7 Conclusions and future research
Application of anonymisation techniques for preservation of privacy in social networks is an emerging trend in the industry. It has attracted the attention of practitioners and academics alike. This paper has identified various articles, related to the various anonymisation approaches for preservation of privacy in social networks, published between 2002 and 2011. It aims to give a research summary on the various anonymisation approaches which are most often used. Although this review cannot claim to be exhaustive, it does provide reasonable insight into this subject. The future works which can be done in the field of applying anonymisation in the social network are:
• Research on the privacy preserving techniques will increase in the future based on the increasing interest in social networking.
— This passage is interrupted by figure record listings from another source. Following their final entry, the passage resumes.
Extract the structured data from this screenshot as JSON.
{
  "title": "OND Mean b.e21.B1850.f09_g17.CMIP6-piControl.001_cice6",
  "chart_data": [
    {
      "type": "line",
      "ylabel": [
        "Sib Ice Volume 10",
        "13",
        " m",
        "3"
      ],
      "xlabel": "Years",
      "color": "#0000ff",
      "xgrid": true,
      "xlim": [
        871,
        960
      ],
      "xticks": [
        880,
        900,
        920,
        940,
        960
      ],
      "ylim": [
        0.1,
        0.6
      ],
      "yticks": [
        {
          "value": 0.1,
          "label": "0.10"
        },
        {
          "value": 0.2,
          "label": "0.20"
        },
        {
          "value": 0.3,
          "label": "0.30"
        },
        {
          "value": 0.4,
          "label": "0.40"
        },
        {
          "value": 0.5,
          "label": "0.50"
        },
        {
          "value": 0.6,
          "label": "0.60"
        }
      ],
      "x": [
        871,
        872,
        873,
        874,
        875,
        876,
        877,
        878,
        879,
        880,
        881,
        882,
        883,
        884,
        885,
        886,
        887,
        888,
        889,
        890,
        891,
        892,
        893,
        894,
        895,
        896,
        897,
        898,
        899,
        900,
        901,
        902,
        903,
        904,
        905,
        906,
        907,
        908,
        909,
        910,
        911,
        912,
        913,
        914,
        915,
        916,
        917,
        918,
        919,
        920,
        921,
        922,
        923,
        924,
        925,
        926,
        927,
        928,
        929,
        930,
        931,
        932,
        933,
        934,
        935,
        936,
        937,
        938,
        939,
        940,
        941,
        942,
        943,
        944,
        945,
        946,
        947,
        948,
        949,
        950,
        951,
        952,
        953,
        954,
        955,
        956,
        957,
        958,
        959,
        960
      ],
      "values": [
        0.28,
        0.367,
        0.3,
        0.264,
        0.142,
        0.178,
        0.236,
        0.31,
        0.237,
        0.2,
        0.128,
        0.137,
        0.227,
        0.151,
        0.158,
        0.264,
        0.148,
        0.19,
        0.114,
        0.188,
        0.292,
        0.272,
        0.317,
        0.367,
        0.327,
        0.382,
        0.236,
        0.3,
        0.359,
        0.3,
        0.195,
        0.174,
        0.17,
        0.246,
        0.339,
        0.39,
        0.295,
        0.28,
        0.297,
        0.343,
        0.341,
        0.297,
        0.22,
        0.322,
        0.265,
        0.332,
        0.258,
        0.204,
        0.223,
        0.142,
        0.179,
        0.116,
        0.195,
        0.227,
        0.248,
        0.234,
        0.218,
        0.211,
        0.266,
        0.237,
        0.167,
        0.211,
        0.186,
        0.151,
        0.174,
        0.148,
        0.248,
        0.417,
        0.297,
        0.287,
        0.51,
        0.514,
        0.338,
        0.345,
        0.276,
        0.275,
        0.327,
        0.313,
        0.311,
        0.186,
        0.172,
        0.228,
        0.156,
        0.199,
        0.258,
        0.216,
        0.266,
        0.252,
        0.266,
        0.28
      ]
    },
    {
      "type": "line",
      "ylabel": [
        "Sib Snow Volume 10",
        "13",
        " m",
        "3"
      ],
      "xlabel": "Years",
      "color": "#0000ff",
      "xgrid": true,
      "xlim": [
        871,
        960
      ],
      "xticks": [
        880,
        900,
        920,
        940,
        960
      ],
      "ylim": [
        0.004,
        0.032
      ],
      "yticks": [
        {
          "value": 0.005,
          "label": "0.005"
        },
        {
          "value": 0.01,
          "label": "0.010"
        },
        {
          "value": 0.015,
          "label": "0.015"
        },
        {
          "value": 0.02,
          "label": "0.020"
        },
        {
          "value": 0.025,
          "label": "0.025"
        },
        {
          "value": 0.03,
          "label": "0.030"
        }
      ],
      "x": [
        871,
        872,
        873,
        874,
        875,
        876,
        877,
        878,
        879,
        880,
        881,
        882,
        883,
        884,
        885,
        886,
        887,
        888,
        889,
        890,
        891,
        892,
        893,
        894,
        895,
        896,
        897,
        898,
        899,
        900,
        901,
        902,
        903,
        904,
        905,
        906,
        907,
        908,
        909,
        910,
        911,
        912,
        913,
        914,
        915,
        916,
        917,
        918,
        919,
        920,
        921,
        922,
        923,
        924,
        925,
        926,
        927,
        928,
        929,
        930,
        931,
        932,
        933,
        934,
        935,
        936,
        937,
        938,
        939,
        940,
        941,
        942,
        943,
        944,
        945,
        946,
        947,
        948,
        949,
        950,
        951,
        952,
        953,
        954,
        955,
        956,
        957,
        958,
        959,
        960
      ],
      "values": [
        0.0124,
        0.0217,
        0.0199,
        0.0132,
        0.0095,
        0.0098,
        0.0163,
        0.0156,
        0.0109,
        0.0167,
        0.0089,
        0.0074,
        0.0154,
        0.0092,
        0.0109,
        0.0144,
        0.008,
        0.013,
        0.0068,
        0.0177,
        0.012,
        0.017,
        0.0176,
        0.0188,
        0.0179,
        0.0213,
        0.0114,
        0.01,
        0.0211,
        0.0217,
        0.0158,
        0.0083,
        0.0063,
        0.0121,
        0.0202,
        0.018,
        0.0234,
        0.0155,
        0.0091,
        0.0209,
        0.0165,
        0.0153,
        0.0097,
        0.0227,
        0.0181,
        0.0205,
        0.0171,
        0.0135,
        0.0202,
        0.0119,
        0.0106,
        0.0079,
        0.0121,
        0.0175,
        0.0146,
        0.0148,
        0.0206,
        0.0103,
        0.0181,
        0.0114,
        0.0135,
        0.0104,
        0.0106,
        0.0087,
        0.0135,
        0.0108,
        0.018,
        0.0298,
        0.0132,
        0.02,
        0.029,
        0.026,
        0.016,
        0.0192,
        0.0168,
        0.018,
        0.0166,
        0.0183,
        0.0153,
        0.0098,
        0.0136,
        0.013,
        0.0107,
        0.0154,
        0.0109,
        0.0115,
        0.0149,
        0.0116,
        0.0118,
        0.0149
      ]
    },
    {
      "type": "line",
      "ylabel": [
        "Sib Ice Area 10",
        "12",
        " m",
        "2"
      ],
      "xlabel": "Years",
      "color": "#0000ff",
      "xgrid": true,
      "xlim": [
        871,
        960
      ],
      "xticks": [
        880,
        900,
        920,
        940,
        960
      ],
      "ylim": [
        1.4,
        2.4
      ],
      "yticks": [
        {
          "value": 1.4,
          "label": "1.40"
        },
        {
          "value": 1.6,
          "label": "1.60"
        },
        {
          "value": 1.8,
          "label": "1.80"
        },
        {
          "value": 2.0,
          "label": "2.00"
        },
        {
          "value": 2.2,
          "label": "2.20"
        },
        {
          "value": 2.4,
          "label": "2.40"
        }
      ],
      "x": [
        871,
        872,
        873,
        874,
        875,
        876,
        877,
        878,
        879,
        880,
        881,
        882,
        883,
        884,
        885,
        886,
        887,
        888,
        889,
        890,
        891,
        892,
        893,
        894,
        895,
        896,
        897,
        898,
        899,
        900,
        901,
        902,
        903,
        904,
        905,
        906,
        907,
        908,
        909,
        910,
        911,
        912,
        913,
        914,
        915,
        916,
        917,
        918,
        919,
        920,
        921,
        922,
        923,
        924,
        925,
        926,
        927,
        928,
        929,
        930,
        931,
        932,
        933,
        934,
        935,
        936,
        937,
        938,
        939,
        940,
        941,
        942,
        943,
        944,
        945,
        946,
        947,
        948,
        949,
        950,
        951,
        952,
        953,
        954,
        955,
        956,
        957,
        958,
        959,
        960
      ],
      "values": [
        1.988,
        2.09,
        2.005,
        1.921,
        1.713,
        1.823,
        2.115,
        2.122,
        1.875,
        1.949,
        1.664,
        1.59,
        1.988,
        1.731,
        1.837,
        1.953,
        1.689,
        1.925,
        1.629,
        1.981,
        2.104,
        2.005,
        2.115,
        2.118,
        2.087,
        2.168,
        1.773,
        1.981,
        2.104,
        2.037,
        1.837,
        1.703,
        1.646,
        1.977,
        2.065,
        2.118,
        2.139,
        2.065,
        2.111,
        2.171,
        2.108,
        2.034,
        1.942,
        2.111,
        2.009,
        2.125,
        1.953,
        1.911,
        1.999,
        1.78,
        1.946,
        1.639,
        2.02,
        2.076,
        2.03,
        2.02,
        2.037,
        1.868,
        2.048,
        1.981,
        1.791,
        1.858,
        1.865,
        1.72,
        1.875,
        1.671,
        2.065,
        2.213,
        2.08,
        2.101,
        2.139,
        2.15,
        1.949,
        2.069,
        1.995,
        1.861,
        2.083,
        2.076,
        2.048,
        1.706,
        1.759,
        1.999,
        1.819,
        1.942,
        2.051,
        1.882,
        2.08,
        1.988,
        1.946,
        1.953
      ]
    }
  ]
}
• The majority of reviewed articles relate to only single type of disclosure and assumes only some of the background knowledge which could be possessed by the adversaries. However, the attacker may utilise various types of background knowledge to achieve his objective. The future work could thus try to find the feasibility of collaboration of various anonymisation techniques for achieving better privacy than the existing techniques.
• Most of the anonymisation techniques for social networks are based on the static nature of social network data. There are relatively fewer articles which consider the dynamic nature of social networks. Future research could be aimed on applicability of dynamic techniques such as m-invariance, m-distinct for privacy preserving of dynamic releases of social network.